The case for more structure comes later, once you have characterized the behavior and want to standardize across a team or an application surface. Adding abstractions after you understand the system is easier than stripping them out once they have obscured something you need to see.

Where the Discipline Stands

Willison framing this as a guide with repeatable patterns is itself evidence that the field has matured. In 2023, most writing about agents was either academic or aspirational. The failure modes were not well-characterized; the tooling infrastructure was thin; production deployments were rare enough that the patterns had not been stress-tested.

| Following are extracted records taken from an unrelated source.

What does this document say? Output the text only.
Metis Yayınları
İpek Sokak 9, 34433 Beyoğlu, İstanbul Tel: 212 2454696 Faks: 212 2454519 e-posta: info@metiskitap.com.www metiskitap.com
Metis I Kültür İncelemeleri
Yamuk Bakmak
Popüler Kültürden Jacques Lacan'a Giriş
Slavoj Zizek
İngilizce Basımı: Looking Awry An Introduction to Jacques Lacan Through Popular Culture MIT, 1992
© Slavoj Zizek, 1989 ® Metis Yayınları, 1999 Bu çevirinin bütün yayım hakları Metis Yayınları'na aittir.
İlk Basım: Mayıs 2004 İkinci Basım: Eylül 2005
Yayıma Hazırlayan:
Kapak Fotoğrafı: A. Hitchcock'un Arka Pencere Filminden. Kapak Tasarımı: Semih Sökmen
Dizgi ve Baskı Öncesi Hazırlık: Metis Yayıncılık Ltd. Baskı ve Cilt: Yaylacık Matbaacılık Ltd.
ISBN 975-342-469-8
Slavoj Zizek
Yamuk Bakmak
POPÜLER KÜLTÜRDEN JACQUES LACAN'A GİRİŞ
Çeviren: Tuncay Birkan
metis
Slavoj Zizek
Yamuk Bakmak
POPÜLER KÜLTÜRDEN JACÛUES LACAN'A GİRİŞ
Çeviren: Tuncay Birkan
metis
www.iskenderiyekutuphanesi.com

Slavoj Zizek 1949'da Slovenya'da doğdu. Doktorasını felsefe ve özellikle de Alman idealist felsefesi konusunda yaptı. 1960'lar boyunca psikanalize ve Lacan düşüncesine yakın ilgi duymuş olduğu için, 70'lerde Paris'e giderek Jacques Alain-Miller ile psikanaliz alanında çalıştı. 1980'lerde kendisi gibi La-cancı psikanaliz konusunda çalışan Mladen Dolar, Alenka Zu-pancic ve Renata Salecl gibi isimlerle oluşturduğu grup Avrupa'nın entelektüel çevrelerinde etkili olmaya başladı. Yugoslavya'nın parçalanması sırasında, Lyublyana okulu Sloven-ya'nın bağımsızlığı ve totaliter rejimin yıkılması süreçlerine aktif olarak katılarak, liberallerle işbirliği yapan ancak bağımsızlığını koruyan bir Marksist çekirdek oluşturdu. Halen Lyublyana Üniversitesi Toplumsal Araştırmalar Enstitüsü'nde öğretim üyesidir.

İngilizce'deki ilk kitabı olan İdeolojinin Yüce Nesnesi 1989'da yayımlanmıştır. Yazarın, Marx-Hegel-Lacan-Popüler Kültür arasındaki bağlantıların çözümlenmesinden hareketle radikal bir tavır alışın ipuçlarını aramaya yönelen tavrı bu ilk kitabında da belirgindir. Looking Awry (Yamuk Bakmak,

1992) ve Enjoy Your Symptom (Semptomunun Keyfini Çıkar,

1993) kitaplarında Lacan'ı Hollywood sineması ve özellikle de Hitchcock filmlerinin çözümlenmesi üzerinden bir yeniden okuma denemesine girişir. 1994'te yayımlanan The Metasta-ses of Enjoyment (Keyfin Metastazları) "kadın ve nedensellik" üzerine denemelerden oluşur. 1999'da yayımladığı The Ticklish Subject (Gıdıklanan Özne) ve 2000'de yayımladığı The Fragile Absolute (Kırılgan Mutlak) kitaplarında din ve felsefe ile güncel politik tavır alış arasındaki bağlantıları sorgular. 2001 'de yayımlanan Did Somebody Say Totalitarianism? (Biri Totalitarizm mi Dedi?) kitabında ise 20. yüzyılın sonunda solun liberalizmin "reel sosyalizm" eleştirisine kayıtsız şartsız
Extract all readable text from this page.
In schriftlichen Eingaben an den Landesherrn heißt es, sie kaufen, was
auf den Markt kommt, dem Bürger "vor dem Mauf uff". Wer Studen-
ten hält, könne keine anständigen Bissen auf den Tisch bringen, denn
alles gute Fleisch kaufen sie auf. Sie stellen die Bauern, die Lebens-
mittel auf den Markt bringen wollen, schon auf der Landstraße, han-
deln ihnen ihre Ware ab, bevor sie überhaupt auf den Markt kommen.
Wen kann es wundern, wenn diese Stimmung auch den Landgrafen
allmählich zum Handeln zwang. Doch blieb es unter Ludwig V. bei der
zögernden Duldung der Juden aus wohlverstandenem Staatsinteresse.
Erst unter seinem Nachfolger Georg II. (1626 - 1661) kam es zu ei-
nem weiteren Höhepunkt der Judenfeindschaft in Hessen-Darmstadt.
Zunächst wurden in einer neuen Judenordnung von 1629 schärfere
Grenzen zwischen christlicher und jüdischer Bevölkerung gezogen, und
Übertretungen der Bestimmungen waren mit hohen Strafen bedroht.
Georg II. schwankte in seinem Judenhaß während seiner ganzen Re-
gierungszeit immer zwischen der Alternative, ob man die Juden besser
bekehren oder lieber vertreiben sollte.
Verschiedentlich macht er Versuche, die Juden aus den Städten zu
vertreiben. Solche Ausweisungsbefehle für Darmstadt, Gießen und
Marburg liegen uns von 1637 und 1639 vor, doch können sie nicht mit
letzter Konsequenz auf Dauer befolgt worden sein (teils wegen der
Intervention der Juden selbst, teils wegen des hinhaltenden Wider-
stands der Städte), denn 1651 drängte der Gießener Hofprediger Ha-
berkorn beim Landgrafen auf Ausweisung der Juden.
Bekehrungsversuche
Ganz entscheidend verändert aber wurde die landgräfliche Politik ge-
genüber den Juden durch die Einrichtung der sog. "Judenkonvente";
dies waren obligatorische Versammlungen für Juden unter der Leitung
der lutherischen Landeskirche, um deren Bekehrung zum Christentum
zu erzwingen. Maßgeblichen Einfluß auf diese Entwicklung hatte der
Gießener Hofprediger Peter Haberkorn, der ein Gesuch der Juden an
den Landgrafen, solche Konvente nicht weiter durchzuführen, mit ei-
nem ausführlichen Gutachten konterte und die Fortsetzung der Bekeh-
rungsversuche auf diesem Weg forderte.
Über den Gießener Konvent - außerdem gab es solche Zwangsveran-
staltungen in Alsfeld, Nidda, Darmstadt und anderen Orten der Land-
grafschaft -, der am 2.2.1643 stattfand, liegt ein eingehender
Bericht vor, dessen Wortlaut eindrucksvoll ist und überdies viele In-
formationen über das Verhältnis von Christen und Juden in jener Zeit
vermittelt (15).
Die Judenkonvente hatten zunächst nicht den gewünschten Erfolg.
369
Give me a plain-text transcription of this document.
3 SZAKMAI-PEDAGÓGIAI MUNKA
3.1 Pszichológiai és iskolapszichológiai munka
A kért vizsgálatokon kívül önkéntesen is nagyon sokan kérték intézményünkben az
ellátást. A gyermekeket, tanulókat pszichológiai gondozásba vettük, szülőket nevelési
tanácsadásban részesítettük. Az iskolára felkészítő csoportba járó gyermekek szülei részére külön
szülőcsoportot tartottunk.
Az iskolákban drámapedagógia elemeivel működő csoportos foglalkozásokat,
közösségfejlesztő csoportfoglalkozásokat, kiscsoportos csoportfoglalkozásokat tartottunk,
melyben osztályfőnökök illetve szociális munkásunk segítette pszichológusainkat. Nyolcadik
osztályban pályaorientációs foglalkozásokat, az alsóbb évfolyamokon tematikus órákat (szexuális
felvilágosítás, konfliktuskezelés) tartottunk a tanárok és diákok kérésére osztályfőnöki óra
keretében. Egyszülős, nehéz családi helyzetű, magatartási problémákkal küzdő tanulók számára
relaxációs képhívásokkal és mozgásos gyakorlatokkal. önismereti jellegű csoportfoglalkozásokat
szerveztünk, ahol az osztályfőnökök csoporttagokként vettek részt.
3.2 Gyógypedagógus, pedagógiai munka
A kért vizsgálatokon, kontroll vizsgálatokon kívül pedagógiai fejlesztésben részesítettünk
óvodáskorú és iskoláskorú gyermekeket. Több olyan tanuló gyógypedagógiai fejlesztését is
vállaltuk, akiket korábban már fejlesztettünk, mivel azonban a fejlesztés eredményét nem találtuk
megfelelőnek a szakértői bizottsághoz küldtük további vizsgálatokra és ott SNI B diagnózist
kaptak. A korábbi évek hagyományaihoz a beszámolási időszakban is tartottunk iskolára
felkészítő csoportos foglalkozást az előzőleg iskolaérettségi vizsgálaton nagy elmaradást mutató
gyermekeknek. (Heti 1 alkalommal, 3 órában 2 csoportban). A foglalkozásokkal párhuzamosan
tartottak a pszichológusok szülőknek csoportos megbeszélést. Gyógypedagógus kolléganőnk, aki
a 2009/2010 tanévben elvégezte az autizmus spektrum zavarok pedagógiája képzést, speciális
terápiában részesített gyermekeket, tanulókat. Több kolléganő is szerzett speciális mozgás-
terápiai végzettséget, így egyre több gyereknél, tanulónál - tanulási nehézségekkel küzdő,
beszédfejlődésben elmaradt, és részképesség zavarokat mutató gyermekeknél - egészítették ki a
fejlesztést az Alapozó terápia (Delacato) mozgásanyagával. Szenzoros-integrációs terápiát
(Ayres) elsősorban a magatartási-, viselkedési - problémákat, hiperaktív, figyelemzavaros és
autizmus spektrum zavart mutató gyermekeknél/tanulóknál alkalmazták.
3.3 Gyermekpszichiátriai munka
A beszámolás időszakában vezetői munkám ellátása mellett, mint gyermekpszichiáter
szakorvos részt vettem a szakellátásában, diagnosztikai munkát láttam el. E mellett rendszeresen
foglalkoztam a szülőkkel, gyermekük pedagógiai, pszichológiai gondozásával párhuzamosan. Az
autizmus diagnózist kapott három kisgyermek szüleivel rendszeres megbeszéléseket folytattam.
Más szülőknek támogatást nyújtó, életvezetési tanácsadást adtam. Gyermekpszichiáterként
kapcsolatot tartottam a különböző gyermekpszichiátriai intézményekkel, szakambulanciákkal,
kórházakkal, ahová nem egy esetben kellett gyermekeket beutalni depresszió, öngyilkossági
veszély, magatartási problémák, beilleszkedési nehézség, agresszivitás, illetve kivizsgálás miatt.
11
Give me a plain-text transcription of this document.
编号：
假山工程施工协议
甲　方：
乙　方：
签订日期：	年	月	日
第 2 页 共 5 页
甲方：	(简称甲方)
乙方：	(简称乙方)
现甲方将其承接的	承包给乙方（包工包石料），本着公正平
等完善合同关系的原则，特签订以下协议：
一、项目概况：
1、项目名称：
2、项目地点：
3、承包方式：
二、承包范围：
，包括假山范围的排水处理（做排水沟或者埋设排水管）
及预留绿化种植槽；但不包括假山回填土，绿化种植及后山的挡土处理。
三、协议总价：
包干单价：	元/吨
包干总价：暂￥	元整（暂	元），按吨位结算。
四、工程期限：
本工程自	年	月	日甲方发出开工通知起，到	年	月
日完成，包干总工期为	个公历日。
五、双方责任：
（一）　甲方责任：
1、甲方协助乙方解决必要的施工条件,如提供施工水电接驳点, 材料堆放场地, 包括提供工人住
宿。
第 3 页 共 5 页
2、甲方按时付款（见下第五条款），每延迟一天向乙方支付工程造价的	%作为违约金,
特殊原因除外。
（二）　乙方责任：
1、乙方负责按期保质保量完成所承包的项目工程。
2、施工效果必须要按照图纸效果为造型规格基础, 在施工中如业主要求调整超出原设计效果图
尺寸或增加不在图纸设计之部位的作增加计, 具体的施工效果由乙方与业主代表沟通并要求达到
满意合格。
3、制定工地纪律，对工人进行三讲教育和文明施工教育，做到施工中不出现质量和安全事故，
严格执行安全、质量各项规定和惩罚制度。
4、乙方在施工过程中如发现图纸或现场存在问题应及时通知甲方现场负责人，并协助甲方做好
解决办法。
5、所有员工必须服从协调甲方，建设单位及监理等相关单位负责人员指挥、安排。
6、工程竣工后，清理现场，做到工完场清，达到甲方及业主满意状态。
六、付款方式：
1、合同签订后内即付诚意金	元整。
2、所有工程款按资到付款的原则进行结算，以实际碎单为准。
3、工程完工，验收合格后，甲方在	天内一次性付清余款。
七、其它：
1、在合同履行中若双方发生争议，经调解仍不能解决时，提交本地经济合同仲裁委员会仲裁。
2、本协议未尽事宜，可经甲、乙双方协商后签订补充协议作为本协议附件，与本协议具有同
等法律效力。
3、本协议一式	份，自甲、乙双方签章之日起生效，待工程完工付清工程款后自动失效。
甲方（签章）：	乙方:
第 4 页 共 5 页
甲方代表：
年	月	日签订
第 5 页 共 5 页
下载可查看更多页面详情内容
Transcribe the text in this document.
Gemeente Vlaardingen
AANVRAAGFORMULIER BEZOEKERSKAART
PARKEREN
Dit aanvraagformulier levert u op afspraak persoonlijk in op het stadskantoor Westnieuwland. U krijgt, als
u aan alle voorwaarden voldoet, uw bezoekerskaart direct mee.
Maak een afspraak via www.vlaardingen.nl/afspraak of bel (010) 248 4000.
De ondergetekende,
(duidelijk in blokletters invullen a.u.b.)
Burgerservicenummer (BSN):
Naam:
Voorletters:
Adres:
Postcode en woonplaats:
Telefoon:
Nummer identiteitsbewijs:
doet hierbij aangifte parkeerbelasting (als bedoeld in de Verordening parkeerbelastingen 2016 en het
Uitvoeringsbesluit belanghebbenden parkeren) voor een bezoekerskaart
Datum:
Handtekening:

By 2026, the patterns exist and are documented. Agentic engineering draws from distributed systems thinking (managing state across unreliable components), API design (tool schemas are interfaces that benefit from the same discipline you bring to public APIs), security engineering (external inputs are untrusted), and probabilistic systems testing (you characterize behavior statistically rather than by exhaustive path coverage). The novel part is the combination, and the specific ways those concerns interact when a language model is driving control flow decisions.

For anyone building anything with LLMs that involves more than a single call, this is the discipline where the engineering effort concentrates.